Scientists treat logical axioms as "hypotheses", and logical "conclusions" as testable statements that can determine whether those axioms are true or not
I don't think scientists treat logical axioms as hypotheses. Logical axioms aren't empirical claims, and aren't really subject to testing. But Aristotle's work on biology, meteorology, etc. forwards plenty of empirical hypotheses, along with empirical evidence for them. Textual evidence suggests Aristotle performed lots of experiments, mostly in the form of vivisection of animals. He was wrong about pretty much everything, but his method was empirical.
This is to say nothing of contemporary philosophy, which certainly doesn't take very much as 'self-evident truth'. I can assure you, no one gets anywhere with that phrase anymore, in any study.
I believe Wei_Lai would say that the first approach, treating ethical axioms as "self-evident truths" is problematic due to the fact that a lot of hypothetical situations (like my example before) can create a lot of contradictions between various ethical axioms (i.e. choosing between telling a lie and letting terrorists blow up the planet).

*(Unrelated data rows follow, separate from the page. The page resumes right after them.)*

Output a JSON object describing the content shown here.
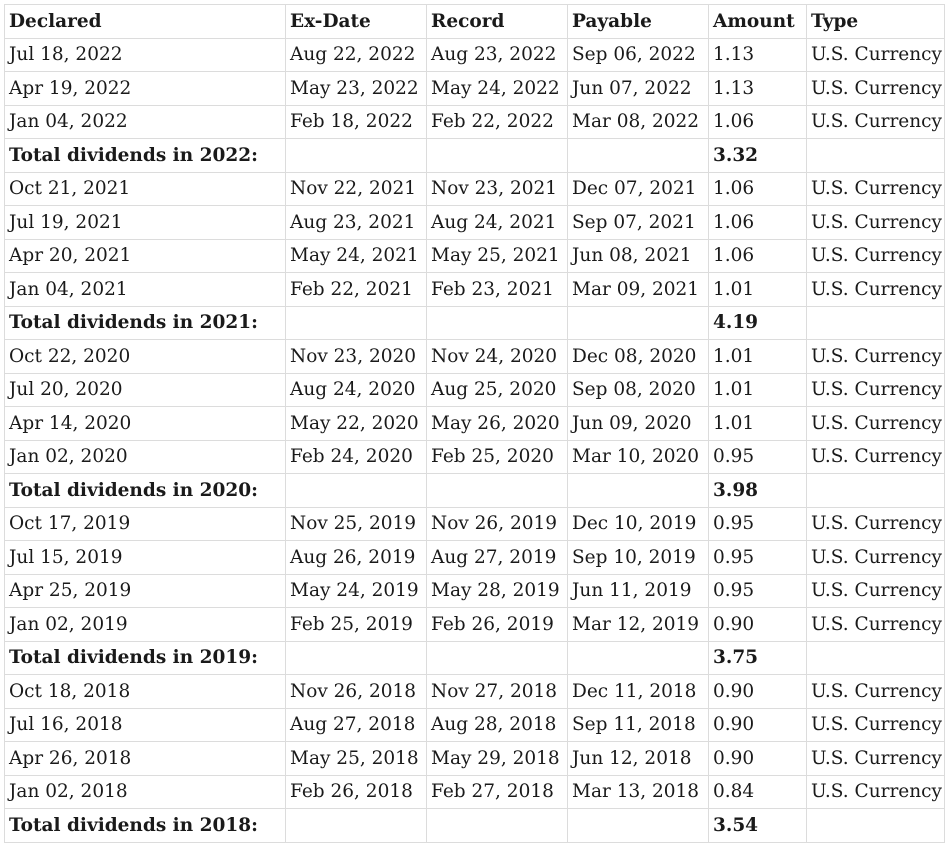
{
  "headers": [
    "Declared",
    "Ex-Date",
    "Record",
    "Payable",
    "Amount",
    "Type"
  ],
  "rows": [
    {
      "kind": "row",
      "cells": [
        "Jul 18, 2022",
        "Aug 22, 2022",
        "Aug 23, 2022",
        "Sep 06, 2022",
        "1.13",
        "U.S. Currency"
      ]
    },
    {
      "kind": "row",
      "cells": [
        "Apr 19, 2022",
        "May 23, 2022",
        "May 24, 2022",
        "Jun 07, 2022",
        "1.13",
        "U.S. Currency"
      ]
    },
    {
      "kind": "row",
      "cells": [
        "Jan 04, 2022",
        "Feb 18, 2022",
        "Feb 22, 2022",
        "Mar 08, 2022",
        "1.06",
        "U.S. Currency"
      ]
    },
    {
      "kind": "total",
      "label": "Total dividends in 2022:",
      "amount": "3.32"
    },
    {
      "kind": "row",
      "cells": [
        "Oct 21, 2021",
        "Nov 22, 2021",
        "Nov 23, 2021",
        "Dec 07, 2021",
        "1.06",
        "U.S. Currency"
      ]
    },
    {
      "kind": "row",
      "cells": [
        "Jul 19, 2021",
        "Aug 23, 2021",
        "Aug 24, 2021",
        "Sep 07, 2021",
        "1.06",
        "U.S. Currency"
      ]
    },
    {
      "kind": "row",
      "cells": [
        "Apr 20, 2021",
        "May 24, 2021",
        "May 25, 2021",
        "Jun 08, 2021",
        "1.06",
        "U.S. Currency"
      ]
    },
    {
      "kind": "row",
      "cells": [
        "Jan 04, 2021",
        "Feb 22, 2021",
        "Feb 23, 2021",
        "Mar 09, 2021",
        "1.01",
        "U.S. Currency"
      ]
    },
    {
      "kind": "total",
      "label": "Total dividends in 2021:",
      "amount": "4.19"
    },
    {
      "kind": "row",
      "cells": [
        "Oct 22, 2020",
        "Nov 23, 2020",
        "Nov 24, 2020",
        "Dec 08, 2020",
        "1.01",
        "U.S. Currency"
      ]
    },
    {
      "kind": "row",
      "cells": [
        "Jul 20, 2020",
        "Aug 24, 2020",
        "Aug 25, 2020",
        "Sep 08, 2020",
        "1.01",
        "U.S. Currency"
      ]
    },
    {
      "kind": "row",
      "cells": [
        "Apr 14, 2020",
        "May 22, 2020",
        "May 26, 2020",
        "Jun 09, 2020",
        "1.01",
        "U.S. Currency"
      ]
    },
    {
      "kind": "row",
      "cells": [
        "Jan 02, 2020",
        "Feb 24, 2020",
        "Feb 25, 2020",
        "Mar 10, 2020",
        "0.95",
        "U.S. Currency"
      ]
    },
    {
      "kind": "total",
      "label": "Total dividends in 2020:",
      "amount": "3.98"
    },
    {
      "kind": "row",
      "cells": [
        "Oct 17, 2019",
        "Nov 25, 2019",
        "Nov 26, 2019",
        "Dec 10, 2019",
        "0.95",
        "U.S. Currency"
      ]
    },
    {
      "kind": "row",
      "cells": [
        "Jul 15, 2019",
        "Aug 26, 2019",
        "Aug 27, 2019",
        "Sep 10, 2019",
        "0.95",
        "U.S. Currency"
      ]
    },
    {
      "kind": "row",
      "cells": [
        "Apr 25, 2019",
        "May 24, 2019",
        "May 28, 2019",
        "Jun 11, 2019",
        "0.95",
        "U.S. Currency"
      ]
    },
    {
      "kind": "row",
      "cells": [
        "Jan 02, 2019",
        "Feb 25, 2019",
        "Feb 26, 2019",
        "Mar 12, 2019",
        "0.90",
        "U.S. Currency"
      ]
    },
    {
      "kind": "total",
      "label": "Total dividends in 2019:",
      "amount": "3.75"
    },
    {
      "kind": "row",
      "cells": [
        "Oct 18, 2018",
        "Nov 26, 2018",
        "Nov 27, 2018",
        "Dec 11, 2018",
        "0.90",
        "U.S. Currency"
      ]
    },
    {
      "kind": "row",
      "cells": [
        "Jul 16, 2018",
        "Aug 27, 2018",
        "Aug 28, 2018",
        "Sep 11, 2018",
        "0.90",
        "U.S. Currency"
      ]
    },
    {
      "kind": "row",
      "cells": [
        "Apr 26, 2018",
        "May 25, 2018",
        "May 29, 2018",
        "Jun 12, 2018",
        "0.90",
        "U.S. Currency"
      ]
    },
    {
      "kind": "row",
      "cells": [
        "Jan 02, 2018",
        "Feb 26, 2018",
        "Feb 27, 2018",
        "Mar 13, 2018",
        "0.84",
        "U.S. Currency"
      ]
    },
    {
      "kind": "total",
      "label": "Total dividends in 2018:",
      "amount": "3.54"
    }
  ],
  "colors": {
    "text": "#1a1a1a",
    "grid": "#dcdcdc",
    "background": "#ffffff"
  }
}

Not if those ethical axioms actually are self-evident truths. Then hypothetical situations (no matter how uncomfortable they make us) can't disrupt them. But we might, on the basis of these situations, conclude that we don't have any self-evident moral axioms. But, as you neatly argue, we don't have any self-evident mathematical axioms either.
Thanks for taking the time to read and respond to the article, and for the critique; you are correct in that I am not well-versed in Greek philosophy. With that being said, allow me to try to expand my framework to explain what I'm trying to get at:
Example: "I think that heat is transferred between two objects via some sort of matter that I...

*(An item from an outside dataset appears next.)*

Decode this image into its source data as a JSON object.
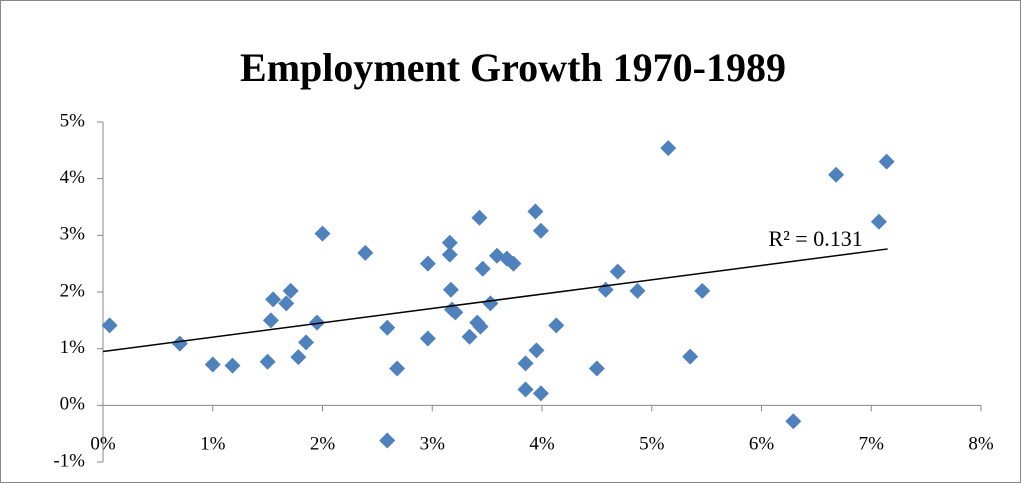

What do I mean by "morality isn't logical"? I mean in the same sense that mathematics is logical but literary criticism isn't: the "reasoning" we use to think about morality doesn't resemble logical reasoning. All systems of logic, that I'm aware of, have a concept of proof and a method of verifying with high degree of certainty whether an argument constitutes a proof. As long as the logic is consistent (and we have good reason to think that many of them are), once we verify a proof we can accept its conclusion without worrying that there may be another proof that makes the opposite conclusion. With morality though, we have no such method, and people all the time make moral arguments that can be reversed or called into question by other moral arguments. (Edit: For an example of this, see these posts.)

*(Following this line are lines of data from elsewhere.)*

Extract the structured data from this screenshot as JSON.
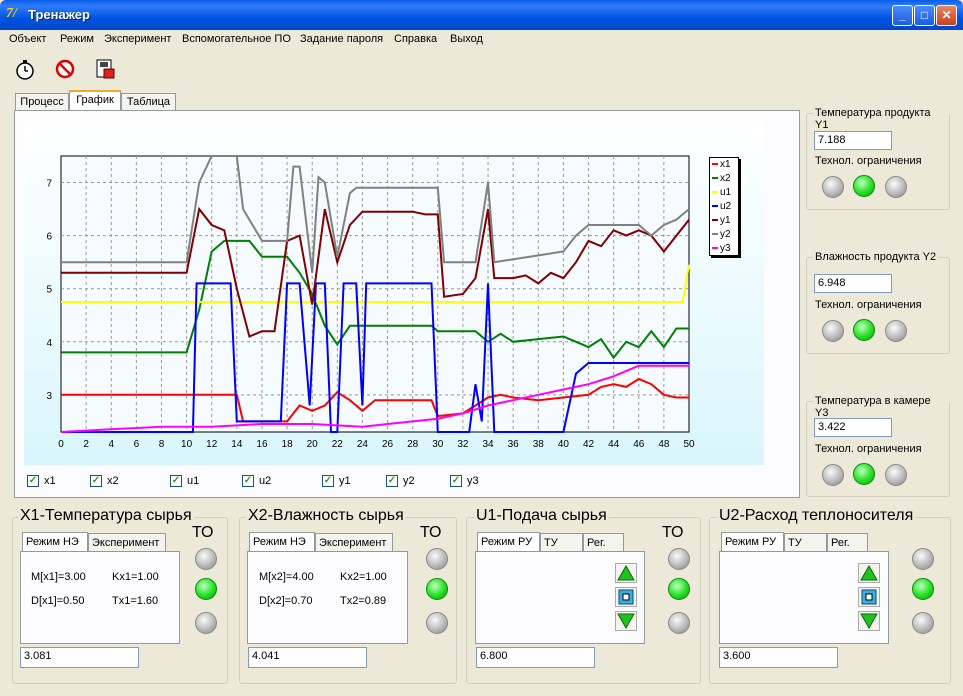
{
  "window": {
    "title": "Тренажер"
  },
  "menu": [
    "Объект",
    "Режим",
    "Эксперимент",
    "Вспомогательное ПО",
    "Задание пароля",
    "Справка",
    "Выход"
  ],
  "tabs": [
    "Процесс",
    "График",
    "Таблица"
  ],
  "chart_data": {
    "type": "line",
    "xlim": [
      0,
      50
    ],
    "ylim": [
      2.3,
      7.5
    ],
    "x_ticks": [
      "0",
      "2",
      "4",
      "6",
      "8",
      "10",
      "12",
      "14",
      "16",
      "18",
      "20",
      "22",
      "24",
      "26",
      "28",
      "30",
      "32",
      "34",
      "36",
      "38",
      "40",
      "42",
      "44",
      "46",
      "48",
      "50"
    ],
    "y_ticks": [
      "3",
      "4",
      "5",
      "6",
      "7"
    ],
    "legend_position": "right",
    "grid": true,
    "series": [
      {
        "name": "x1",
        "color": "#ff0000",
        "points": [
          [
            0,
            3.0
          ],
          [
            14,
            3.0
          ],
          [
            14.5,
            2.5
          ],
          [
            18,
            2.5
          ],
          [
            19,
            2.8
          ],
          [
            20,
            2.7
          ],
          [
            21,
            2.8
          ],
          [
            22,
            3.05
          ],
          [
            23,
            2.9
          ],
          [
            24,
            2.7
          ],
          [
            25,
            2.9
          ],
          [
            29.5,
            2.9
          ],
          [
            30,
            2.6
          ],
          [
            32,
            2.65
          ],
          [
            33,
            2.8
          ],
          [
            34,
            2.95
          ],
          [
            35,
            3.0
          ],
          [
            36,
            2.95
          ],
          [
            38,
            2.9
          ],
          [
            40,
            2.95
          ],
          [
            42,
            3.0
          ],
          [
            43,
            3.15
          ],
          [
            44,
            3.2
          ],
          [
            45,
            3.15
          ],
          [
            46,
            3.3
          ],
          [
            47,
            3.2
          ],
          [
            48,
            3.0
          ],
          [
            49,
            2.95
          ],
          [
            50,
            2.95
          ]
        ]
      },
      {
        "name": "x2",
        "color": "#008000",
        "points": [
          [
            0,
            3.8
          ],
          [
            10,
            3.8
          ],
          [
            11,
            4.6
          ],
          [
            12,
            5.7
          ],
          [
            13,
            5.9
          ],
          [
            15,
            5.9
          ],
          [
            16,
            5.6
          ],
          [
            18,
            5.6
          ],
          [
            19,
            5.3
          ],
          [
            20,
            4.9
          ],
          [
            21,
            4.3
          ],
          [
            22,
            3.95
          ],
          [
            23,
            4.3
          ],
          [
            29.5,
            4.3
          ],
          [
            30,
            4.2
          ],
          [
            33,
            4.2
          ],
          [
            34,
            4.0
          ],
          [
            35,
            4.15
          ],
          [
            36,
            4.0
          ],
          [
            38,
            4.05
          ],
          [
            40,
            4.1
          ],
          [
            41,
            4.0
          ],
          [
            42,
            3.9
          ],
          [
            43,
            4.05
          ],
          [
            44,
            3.7
          ],
          [
            45,
            4.0
          ],
          [
            46,
            3.9
          ],
          [
            47,
            4.2
          ],
          [
            48,
            3.9
          ],
          [
            49,
            4.25
          ],
          [
            50,
            4.25
          ]
        ]
      },
      {
        "name": "u1",
        "color": "#ffff00",
        "points": [
          [
            0,
            4.75
          ],
          [
            49.5,
            4.75
          ],
          [
            50,
            5.45
          ]
        ]
      },
      {
        "name": "u2",
        "color": "#0000ff",
        "points": [
          [
            0,
            2.3
          ],
          [
            10.5,
            2.3
          ],
          [
            10.8,
            5.1
          ],
          [
            13.5,
            5.1
          ],
          [
            14,
            2.5
          ],
          [
            17.5,
            2.5
          ],
          [
            18,
            5.1
          ],
          [
            19,
            5.1
          ],
          [
            19.8,
            2.8
          ],
          [
            20.3,
            5.1
          ],
          [
            21,
            5.1
          ],
          [
            21.5,
            2.3
          ],
          [
            22,
            2.3
          ],
          [
            22.5,
            5.1
          ],
          [
            23.5,
            5.1
          ],
          [
            24,
            2.8
          ],
          [
            24.3,
            5.1
          ],
          [
            29.5,
            5.1
          ],
          [
            30,
            2.3
          ],
          [
            32.5,
            2.3
          ],
          [
            33,
            3.2
          ],
          [
            33.5,
            2.5
          ],
          [
            34,
            5.1
          ],
          [
            34.5,
            2.3
          ],
          [
            40,
            2.3
          ],
          [
            41,
            3.4
          ],
          [
            42,
            3.6
          ],
          [
            50,
            3.6
          ]
        ]
      },
      {
        "name": "y1",
        "color": "#800000",
        "points": [
          [
            0,
            5.3
          ],
          [
            10,
            5.3
          ],
          [
            11,
            6.5
          ],
          [
            12,
            6.2
          ],
          [
            13,
            6.1
          ],
          [
            14,
            5.0
          ],
          [
            15,
            4.1
          ],
          [
            16,
            4.2
          ],
          [
            17,
            4.2
          ],
          [
            18,
            5.9
          ],
          [
            19,
            6.0
          ],
          [
            20,
            4.7
          ],
          [
            21,
            6.5
          ],
          [
            22,
            5.5
          ],
          [
            23,
            6.2
          ],
          [
            24,
            6.45
          ],
          [
            26,
            6.45
          ],
          [
            28,
            6.45
          ],
          [
            29,
            6.4
          ],
          [
            30,
            6.4
          ],
          [
            30.5,
            4.85
          ],
          [
            32,
            4.9
          ],
          [
            33,
            5.2
          ],
          [
            34,
            6.5
          ],
          [
            34.5,
            5.2
          ],
          [
            36,
            5.2
          ],
          [
            37,
            5.25
          ],
          [
            38,
            5.1
          ],
          [
            39,
            5.3
          ],
          [
            40,
            5.2
          ],
          [
            41,
            5.5
          ],
          [
            42,
            5.9
          ],
          [
            43,
            5.8
          ],
          [
            44,
            6.1
          ],
          [
            45,
            6.0
          ],
          [
            46,
            6.1
          ],
          [
            47,
            6.0
          ],
          [
            48,
            5.7
          ],
          [
            49,
            6.0
          ],
          [
            50,
            6.3
          ]
        ]
      },
      {
        "name": "y2",
        "color": "#808080",
        "points": [
          [
            0,
            5.5
          ],
          [
            10,
            5.5
          ],
          [
            11,
            7.0
          ],
          [
            12,
            7.5
          ],
          [
            13,
            7.5
          ],
          [
            14,
            7.5
          ],
          [
            14.5,
            6.5
          ],
          [
            16,
            5.9
          ],
          [
            18,
            5.9
          ],
          [
            18.5,
            7.3
          ],
          [
            19,
            7.3
          ],
          [
            20,
            5.3
          ],
          [
            20.5,
            7.1
          ],
          [
            21,
            7.0
          ],
          [
            22,
            5.6
          ],
          [
            23,
            6.8
          ],
          [
            23.5,
            6.9
          ],
          [
            30,
            6.9
          ],
          [
            30.5,
            5.5
          ],
          [
            33,
            5.5
          ],
          [
            34,
            7.0
          ],
          [
            34.5,
            5.5
          ],
          [
            40,
            5.7
          ],
          [
            41,
            6.0
          ],
          [
            42,
            6.2
          ],
          [
            46,
            6.2
          ],
          [
            47,
            6.0
          ],
          [
            48,
            6.2
          ],
          [
            49,
            6.3
          ],
          [
            50,
            6.5
          ]
        ]
      },
      {
        "name": "y3",
        "color": "#ff00ff",
        "points": [
          [
            0,
            2.3
          ],
          [
            4,
            2.35
          ],
          [
            8,
            2.4
          ],
          [
            12,
            2.4
          ],
          [
            16,
            2.45
          ],
          [
            20,
            2.45
          ],
          [
            24,
            2.4
          ],
          [
            26,
            2.45
          ],
          [
            28,
            2.5
          ],
          [
            30,
            2.55
          ],
          [
            32,
            2.65
          ],
          [
            34,
            2.8
          ],
          [
            36,
            2.9
          ],
          [
            38,
            3.0
          ],
          [
            40,
            3.1
          ],
          [
            42,
            3.2
          ],
          [
            44,
            3.35
          ],
          [
            46,
            3.55
          ],
          [
            48,
            3.55
          ],
          [
            50,
            3.55
          ]
        ]
      }
    ]
  },
  "checkboxes": [
    {
      "label": "x1",
      "checked": true
    },
    {
      "label": "x2",
      "checked": true
    },
    {
      "label": "u1",
      "checked": true
    },
    {
      "label": "u2",
      "checked": true
    },
    {
      "label": "y1",
      "checked": true
    },
    {
      "label": "y2",
      "checked": true
    },
    {
      "label": "y3",
      "checked": true
    }
  ],
  "right_panel": [
    {
      "title": "Температура продукта Y1",
      "value": "7.188",
      "subtitle": "Технол. ограничения"
    },
    {
      "title": "Влажность продукта Y2",
      "value": "6.948",
      "subtitle": "Технол. ограничения"
    },
    {
      "title": "Температура в камере Y3",
      "value": "3.422",
      "subtitle": "Технол. ограничения"
    }
  ],
  "bottom_groups": [
    {
      "title": "X1-Температура сырья",
      "to": "ТО",
      "tabs": [
        "Режим НЭ",
        "Эксперимент"
      ],
      "stats": [
        "M[x1]=3.00",
        "Kx1=1.00",
        "D[x1]=0.50",
        "Tx1=1.60"
      ],
      "value": "3.081"
    },
    {
      "title": "X2-Влажность сырья",
      "to": "ТО",
      "tabs": [
        "Режим НЭ",
        "Эксперимент"
      ],
      "stats": [
        "M[x2]=4.00",
        "Kx2=1.00",
        "D[x2]=0.70",
        "Tx2=0.89"
      ],
      "value": "4.041"
    },
    {
      "title": "U1-Подача сырья",
      "to": "ТО",
      "tabs": [
        "Режим РУ",
        "ТУ",
        "Рег."
      ],
      "value": "6.800"
    },
    {
      "title": "U2-Расход теплоносителя",
      "tabs": [
        "Режим РУ",
        "ТУ",
        "Рег."
      ],
      "value": "3.600"
    }
  ]
}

Without being a system of logic, moral philosophical reasoning likely (or at least plausibly) doesn't have any of the nice properties that a well-constructed system of logic would have, for example, consistency, validity, soundness, or even the more basic property that considering arguments in a different order, or in a different mood, won't cause a person to accept an entirely different set of conclusions. For all we know, somebody trying to reason about a moral concept like "fairness" may just be taking a random walk as they move from one conclusion to another based on moral arguments they encounter or think up.
In a recent post, Eliezer said "morality is logic", by which he seems to mean... well, I'm still not exactly sure what, but one interpretation is that a person's cognition about morality can be described as an algorithm, and that algorithm can be studied using logical reasoning. (Which of course is true, but in that sense both math and literary criticism as well as every other subject of human study would be logic.) In any case, I don't think Eliezer is explicitly claiming that an algorithm-for-thinking-about-morality constitutes an algorithm-for-doing-logic, but I worry that the characterization of "morality is logic" may cause some connotations of "logic" to be inappropriately sneaked into "morality". For example Eliezer seems to (at least at one point) assume that considering moral arguments in a different order won't cause a human to accept an entirely different set of conclusions, and maybe this is why. To fight this potential sneaking of connotations, I suggest that when you see the phrase "morality is logic", remind yourself that morality isn't logical.